Jusqu’à tout récemment, l’OQLF condamnait les anglicismes et favorisait l’emploi exclusif de termes français. Ce n’est qu’exceptionnellement que l’organisme se résignait à l’emploi de termes anglais. L’approche de l’OQLF était fondamentalement normative et non pas descriptive, quitte à tenir peu compte de l’usage courant, qui, rappelons-le, faisait, à l’origine, la part belle aux emprunts à l’anglais.

 

Certes, l’OQLF a quelquefois forcé la note avec des traductions inventives. On pense à ce « coup d’écrasement » pour remplacer le mot smash.

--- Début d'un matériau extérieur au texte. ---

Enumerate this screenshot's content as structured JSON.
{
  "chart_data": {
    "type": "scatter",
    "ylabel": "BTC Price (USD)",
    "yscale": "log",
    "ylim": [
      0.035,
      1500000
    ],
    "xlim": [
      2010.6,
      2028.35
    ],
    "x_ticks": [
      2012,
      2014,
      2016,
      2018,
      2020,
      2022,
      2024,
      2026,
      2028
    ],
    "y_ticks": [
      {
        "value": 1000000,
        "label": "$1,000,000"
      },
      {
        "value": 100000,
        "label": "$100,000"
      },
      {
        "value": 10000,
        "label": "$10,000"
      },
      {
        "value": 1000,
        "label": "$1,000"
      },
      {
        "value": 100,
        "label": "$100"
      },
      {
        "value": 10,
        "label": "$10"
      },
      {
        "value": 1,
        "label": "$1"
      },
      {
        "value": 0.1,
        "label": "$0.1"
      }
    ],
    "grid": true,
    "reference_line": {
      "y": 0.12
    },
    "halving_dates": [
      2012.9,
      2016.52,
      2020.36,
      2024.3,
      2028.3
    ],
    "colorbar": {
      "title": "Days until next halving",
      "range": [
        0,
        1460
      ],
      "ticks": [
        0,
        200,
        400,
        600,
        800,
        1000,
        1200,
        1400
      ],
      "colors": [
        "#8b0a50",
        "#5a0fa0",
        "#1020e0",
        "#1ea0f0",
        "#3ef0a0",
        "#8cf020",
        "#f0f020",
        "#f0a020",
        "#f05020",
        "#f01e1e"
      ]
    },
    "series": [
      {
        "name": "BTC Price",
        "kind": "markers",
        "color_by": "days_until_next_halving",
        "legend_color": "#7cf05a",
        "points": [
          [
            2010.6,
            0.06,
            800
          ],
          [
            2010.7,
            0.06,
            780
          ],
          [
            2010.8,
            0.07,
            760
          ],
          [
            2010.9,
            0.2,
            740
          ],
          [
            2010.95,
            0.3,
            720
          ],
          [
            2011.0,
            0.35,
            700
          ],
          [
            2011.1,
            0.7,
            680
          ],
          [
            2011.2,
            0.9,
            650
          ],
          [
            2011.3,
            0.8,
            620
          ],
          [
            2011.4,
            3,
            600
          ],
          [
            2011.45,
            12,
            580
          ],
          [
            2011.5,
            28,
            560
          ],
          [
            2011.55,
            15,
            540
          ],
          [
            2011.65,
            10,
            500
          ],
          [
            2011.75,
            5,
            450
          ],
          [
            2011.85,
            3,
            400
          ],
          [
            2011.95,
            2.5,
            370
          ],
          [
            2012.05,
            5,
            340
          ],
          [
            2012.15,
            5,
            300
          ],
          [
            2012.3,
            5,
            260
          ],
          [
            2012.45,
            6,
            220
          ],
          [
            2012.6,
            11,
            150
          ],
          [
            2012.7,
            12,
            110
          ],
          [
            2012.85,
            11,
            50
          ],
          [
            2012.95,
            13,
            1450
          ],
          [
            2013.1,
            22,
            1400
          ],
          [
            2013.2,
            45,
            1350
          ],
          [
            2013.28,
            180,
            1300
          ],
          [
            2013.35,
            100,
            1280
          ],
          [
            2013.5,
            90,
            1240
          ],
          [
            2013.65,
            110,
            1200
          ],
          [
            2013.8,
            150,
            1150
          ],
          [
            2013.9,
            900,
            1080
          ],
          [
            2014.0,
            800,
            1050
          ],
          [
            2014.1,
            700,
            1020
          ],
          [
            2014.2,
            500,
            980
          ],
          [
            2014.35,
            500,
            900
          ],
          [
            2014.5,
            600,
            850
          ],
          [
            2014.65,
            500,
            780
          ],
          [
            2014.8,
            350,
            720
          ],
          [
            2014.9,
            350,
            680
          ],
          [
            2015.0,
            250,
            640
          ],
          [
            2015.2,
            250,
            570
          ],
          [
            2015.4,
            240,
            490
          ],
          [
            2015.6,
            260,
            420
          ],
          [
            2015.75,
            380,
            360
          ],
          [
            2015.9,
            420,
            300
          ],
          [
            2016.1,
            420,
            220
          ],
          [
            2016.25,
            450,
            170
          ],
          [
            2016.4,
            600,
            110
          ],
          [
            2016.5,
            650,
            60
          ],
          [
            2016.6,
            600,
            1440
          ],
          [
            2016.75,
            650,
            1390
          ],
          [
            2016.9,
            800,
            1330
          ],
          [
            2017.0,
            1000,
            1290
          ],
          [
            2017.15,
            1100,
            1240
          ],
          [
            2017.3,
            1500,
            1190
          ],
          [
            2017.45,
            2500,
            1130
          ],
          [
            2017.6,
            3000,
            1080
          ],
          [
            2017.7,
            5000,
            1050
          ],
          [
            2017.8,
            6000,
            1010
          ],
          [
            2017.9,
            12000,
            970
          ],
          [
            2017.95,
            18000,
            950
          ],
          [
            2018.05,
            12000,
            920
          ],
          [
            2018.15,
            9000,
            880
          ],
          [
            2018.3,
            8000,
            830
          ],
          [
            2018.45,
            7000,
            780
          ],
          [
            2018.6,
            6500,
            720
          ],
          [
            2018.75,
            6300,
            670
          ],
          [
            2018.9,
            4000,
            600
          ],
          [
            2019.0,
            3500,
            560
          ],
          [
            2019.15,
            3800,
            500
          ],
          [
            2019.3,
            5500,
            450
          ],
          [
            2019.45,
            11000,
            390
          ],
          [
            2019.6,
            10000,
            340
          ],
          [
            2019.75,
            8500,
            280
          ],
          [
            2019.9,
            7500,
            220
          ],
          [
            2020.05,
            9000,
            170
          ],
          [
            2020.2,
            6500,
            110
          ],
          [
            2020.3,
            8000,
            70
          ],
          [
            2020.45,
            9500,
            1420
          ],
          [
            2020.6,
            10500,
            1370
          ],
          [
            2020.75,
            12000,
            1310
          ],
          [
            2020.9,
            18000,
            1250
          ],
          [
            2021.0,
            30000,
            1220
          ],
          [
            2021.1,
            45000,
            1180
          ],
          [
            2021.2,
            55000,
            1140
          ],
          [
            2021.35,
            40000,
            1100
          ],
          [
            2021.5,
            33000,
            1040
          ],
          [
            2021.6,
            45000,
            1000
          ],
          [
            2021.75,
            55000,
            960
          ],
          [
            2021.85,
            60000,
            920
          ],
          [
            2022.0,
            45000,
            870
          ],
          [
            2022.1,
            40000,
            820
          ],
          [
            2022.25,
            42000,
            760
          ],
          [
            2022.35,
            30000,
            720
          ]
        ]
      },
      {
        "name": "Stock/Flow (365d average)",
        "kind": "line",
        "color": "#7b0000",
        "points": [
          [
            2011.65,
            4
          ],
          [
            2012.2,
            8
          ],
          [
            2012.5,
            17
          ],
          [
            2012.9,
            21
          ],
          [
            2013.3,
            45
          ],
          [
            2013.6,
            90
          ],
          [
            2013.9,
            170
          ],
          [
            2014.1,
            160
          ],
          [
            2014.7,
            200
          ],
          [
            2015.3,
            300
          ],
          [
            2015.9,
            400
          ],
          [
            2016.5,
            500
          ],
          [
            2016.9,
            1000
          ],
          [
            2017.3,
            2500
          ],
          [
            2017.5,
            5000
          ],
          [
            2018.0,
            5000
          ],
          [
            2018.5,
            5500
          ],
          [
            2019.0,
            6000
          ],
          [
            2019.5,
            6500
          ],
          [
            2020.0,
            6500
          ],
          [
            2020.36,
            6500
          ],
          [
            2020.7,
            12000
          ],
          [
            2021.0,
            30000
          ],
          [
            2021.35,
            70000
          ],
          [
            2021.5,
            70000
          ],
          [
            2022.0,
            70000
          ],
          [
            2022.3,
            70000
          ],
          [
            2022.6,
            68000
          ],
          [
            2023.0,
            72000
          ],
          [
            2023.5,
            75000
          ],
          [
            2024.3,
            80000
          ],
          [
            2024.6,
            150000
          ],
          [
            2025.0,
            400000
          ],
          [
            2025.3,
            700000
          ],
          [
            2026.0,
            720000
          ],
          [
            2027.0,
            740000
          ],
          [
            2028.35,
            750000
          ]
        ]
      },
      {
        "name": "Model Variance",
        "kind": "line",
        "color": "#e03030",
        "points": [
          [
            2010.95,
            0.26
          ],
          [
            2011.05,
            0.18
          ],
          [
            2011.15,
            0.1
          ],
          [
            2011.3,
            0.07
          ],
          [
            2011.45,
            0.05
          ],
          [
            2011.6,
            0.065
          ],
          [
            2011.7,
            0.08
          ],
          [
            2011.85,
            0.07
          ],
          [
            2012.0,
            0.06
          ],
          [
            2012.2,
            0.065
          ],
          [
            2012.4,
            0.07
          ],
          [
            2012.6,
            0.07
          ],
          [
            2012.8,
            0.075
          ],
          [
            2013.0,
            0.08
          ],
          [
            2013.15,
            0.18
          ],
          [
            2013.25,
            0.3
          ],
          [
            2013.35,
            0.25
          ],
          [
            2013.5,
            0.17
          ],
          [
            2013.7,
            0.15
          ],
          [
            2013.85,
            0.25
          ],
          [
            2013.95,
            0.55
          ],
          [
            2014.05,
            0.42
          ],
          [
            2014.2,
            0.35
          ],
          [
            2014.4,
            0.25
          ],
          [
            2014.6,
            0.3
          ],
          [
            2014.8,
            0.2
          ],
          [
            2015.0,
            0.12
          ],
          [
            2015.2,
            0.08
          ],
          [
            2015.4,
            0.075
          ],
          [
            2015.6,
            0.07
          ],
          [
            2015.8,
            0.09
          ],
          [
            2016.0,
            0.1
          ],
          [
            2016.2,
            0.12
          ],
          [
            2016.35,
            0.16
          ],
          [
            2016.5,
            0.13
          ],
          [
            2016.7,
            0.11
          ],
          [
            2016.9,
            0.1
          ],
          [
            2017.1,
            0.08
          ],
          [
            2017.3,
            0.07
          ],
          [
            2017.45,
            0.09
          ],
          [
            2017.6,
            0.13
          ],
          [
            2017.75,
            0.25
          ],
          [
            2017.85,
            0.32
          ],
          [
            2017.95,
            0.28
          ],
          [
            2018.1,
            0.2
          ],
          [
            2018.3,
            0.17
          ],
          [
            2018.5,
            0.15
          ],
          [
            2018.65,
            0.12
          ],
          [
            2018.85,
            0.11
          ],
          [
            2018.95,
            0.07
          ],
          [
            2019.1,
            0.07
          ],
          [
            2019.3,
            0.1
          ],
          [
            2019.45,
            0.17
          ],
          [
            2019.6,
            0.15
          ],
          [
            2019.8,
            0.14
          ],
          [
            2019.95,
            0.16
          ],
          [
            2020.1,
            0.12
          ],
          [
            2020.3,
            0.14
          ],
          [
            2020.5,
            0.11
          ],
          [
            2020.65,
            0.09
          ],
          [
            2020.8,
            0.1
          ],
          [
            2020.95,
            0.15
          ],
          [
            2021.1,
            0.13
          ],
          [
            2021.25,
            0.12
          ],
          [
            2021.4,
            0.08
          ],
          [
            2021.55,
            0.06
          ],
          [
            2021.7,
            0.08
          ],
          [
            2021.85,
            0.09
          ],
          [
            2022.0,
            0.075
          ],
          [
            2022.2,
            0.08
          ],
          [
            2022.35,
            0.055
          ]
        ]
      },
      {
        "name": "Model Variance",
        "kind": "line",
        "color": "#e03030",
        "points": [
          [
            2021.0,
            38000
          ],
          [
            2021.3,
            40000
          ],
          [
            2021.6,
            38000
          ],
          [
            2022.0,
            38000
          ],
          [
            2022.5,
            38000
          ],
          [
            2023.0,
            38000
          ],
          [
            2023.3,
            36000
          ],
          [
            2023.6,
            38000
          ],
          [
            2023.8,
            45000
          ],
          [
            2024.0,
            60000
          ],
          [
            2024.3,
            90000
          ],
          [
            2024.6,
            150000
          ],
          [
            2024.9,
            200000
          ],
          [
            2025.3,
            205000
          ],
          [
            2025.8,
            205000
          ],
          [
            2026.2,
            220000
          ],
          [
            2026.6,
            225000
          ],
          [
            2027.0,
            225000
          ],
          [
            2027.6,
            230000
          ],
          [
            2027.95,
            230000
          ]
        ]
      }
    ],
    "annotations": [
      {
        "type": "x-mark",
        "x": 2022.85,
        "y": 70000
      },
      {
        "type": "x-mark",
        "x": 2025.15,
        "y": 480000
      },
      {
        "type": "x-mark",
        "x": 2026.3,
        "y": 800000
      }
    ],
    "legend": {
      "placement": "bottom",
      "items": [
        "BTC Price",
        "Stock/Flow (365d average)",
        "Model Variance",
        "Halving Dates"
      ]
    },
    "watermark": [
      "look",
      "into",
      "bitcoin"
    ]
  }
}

En revanche, de nombreux termes proposés par l’organisme se sont répandus.

 

Voulant adoucir son image d’ayatollah de la langue, l’OQLF ouvre la porte, avec sa nouvelle politique, à l’acceptation d’anglicismes dans la mesure où ils sont « non récents », généralisés et « légitimés », des critères pour le moins discutables, voire nébuleux. Affaiblissant sa fonction normative, il veut exercer un rôle de description de l’usage, comme le font les linguistes et les lexicographes.

 

Contrairement à la France qui se complaît à adopter des mots anglais, le Québec a une longue tradition de résistance aux anglicismes. Avec sa nouvelle politique, l’OQLF s’engage sur une pente savonneuse alors qu’on assiste, au Québec comme ailleurs, à une vague d’anglicisation.